There is a way to produce several point clouds, but it is a little bit more convoluted. You can run the program in "finalMode" (the same way as in run.sh script) and instead of writing the names of the files you have to provide the list of ids for pairs. The order is as follows: first sort NITF files by dates, the first 49 ids are consecutive NITF files (#0 is pair of the two oldest images and #48 is the pair of the two newest images, ids #49-#96 (48 pairs) are pairs of images with one image in-between. Similarly, #97-#143 (47 pairs) are pairs of images with two images in-between. Essentially, this is just a simple wrapper around the "runMode" in order to make testing a little bit quicker.

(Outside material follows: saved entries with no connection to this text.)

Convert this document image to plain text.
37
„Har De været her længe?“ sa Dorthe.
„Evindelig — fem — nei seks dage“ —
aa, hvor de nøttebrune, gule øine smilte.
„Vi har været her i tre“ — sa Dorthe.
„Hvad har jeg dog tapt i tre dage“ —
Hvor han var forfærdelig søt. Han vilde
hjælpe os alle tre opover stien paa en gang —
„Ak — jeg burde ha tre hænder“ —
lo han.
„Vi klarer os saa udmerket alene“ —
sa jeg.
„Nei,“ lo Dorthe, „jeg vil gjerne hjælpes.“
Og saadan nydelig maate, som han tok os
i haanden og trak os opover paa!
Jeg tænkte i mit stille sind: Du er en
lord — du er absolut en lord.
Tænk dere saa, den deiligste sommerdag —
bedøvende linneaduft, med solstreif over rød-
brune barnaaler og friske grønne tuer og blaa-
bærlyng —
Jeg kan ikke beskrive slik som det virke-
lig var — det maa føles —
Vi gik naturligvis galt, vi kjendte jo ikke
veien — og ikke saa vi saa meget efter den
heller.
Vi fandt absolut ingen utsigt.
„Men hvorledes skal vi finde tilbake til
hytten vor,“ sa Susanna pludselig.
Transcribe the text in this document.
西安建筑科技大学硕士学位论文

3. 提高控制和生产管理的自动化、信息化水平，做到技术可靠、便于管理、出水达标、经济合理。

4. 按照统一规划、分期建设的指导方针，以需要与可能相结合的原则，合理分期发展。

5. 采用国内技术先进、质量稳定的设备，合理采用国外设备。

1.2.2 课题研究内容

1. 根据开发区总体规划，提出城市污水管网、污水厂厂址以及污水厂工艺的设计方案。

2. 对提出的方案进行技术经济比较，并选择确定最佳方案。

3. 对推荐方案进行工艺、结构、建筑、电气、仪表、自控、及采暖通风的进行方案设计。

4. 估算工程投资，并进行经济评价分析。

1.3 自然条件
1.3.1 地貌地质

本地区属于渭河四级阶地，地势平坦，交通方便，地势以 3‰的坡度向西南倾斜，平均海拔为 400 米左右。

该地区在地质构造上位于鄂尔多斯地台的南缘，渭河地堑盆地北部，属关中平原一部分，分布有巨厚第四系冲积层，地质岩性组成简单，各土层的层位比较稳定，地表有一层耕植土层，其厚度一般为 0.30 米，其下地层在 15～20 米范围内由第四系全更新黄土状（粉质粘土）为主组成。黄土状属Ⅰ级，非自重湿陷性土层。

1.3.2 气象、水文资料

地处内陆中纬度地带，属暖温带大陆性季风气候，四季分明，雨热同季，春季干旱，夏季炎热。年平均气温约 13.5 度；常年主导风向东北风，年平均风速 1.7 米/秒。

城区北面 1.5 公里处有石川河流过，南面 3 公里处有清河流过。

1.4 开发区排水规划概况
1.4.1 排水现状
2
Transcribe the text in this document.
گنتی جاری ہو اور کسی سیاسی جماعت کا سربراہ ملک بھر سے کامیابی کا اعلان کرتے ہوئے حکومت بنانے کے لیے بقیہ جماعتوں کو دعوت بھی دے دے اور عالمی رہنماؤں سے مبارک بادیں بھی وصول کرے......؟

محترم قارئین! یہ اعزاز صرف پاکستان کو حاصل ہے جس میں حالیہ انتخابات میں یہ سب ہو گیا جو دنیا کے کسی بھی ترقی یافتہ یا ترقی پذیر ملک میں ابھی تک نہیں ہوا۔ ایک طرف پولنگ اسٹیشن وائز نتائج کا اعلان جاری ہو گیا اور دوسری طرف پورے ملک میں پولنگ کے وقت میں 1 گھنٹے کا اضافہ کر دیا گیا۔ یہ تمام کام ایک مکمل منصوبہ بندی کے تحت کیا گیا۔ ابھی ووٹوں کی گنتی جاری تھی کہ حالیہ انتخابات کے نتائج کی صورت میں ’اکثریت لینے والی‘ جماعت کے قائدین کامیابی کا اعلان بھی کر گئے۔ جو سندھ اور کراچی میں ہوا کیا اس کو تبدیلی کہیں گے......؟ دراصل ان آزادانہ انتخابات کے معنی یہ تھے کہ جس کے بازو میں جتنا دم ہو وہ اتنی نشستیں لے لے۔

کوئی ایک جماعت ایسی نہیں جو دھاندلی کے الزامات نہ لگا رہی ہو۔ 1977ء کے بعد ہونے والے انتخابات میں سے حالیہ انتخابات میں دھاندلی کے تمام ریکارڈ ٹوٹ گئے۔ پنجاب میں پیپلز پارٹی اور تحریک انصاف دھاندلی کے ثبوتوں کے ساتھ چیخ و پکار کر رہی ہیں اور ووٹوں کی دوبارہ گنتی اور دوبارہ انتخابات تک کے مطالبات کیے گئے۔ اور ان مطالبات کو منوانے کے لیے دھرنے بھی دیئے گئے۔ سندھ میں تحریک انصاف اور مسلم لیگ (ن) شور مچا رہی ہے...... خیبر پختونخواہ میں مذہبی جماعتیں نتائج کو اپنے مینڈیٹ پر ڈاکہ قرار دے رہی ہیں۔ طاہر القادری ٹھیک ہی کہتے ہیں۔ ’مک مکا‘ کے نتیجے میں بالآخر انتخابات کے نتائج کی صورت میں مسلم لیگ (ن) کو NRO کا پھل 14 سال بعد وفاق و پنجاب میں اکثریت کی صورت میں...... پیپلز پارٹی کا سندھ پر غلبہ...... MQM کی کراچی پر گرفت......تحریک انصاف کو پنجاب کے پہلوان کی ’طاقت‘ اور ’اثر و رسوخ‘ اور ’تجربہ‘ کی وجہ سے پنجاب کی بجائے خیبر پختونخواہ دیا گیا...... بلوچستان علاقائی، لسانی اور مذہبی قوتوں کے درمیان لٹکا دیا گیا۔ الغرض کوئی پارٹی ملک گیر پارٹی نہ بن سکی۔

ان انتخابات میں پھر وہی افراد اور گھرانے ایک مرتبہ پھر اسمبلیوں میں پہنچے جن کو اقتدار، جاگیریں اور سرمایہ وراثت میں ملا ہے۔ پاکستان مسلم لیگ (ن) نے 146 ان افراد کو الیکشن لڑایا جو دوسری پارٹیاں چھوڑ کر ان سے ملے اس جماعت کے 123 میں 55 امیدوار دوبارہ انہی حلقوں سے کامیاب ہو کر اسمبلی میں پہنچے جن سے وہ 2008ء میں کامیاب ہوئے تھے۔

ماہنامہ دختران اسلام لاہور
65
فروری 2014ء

Fortunately, merging is pretty straightforward. After obtaining all of the point clouds (they will be placed in ./results directory) run "./x -kml PATH_TO_KML_FILE -m 1 results/tmp????.txt PATH_TO_OUTPUT_FILE [optional tweakable parameters]" and this will produce PATH_TO_OUTPUT_FILE with merged point cloud. Unfortunately, all of the parameters are not easily explained with words, so it's easiest to just read the source code in order to understand what exactly they are doing. Note that "results/tmp????.txt" is just a wildcard that matches all of the point clouds file names. You can change it to a different wildcard or just specify the file names separately.

Additional Information

  • It's quite frequently mentioned in Stereo Pipeline documentation, that RPC camera model is completely inferior when compared to camera model that is normally attached to Digital Globe satellites which is described in their XML files. In one place it's mentioned that RPC model quite often produces errors up to several meters. I never had any chance to compare those two models, but I wouldn't be surprised if the results could have been drastically improved by including DigtalGlobe's XML model. That might have explain why the only pairs of images that were remotely useful were those that were rather close in time (usually only up to one month of difference). If that's the case, it's probably safe to assume that RPC model rather drastically affects the ortorectification phase. There's also a possibility that the sizes of computed offsets during merging algorithm would have been much smaller, although this shouldn't directly affect the quality of the final result.

  • Due to limited amount of provided data it wasn't practical to use any machine learning (ML) methods. While it's nearly impossible to obtain even remotely comparable results on ML alone. ML could have been used to augment the results computed from photogrammetry algorithms. One of the simplest ideas would be to use Convolutional Neural Networks (CNNs) to postprocess the merged heightmap, which hopefully would remove some of the obvious anomalies (holes in roads from cars), make builds more rectangular. It could also be used to detect building boundaries. Finally, it could also be used in order to compute confidence of the result. Biggest downside of using ML methods is that models might produce bad results when encountering new types of architecture that wasn't present in training data.

  • I never tried it, but it's possible that including rotations during offset computation in merging algorithm might yield some improvement. Although, I'm quite skeptical of this since most probably I would notice something by looking at the visualizations.

  • As was mentioned above, my choice of NITF pairs is hardcoded and thus this solution at this current state, cannot be used for other areas. It's possible to estimate the quality of each separate point cloud by calculating average error between considered point cloud and merged point cloud. Ideally we would also want to take confidence into consideration as well when computing our evaluation function. In order to quickly generate our "promising pairs" we can perform selection on downscaled images.

  • In order to reduce running time of whole solution, it would be best to run several instances of stereo simultaneously. Even though some parts of Stereo Pipeline are multithreaded, it runs much faster with several tasks at the same time.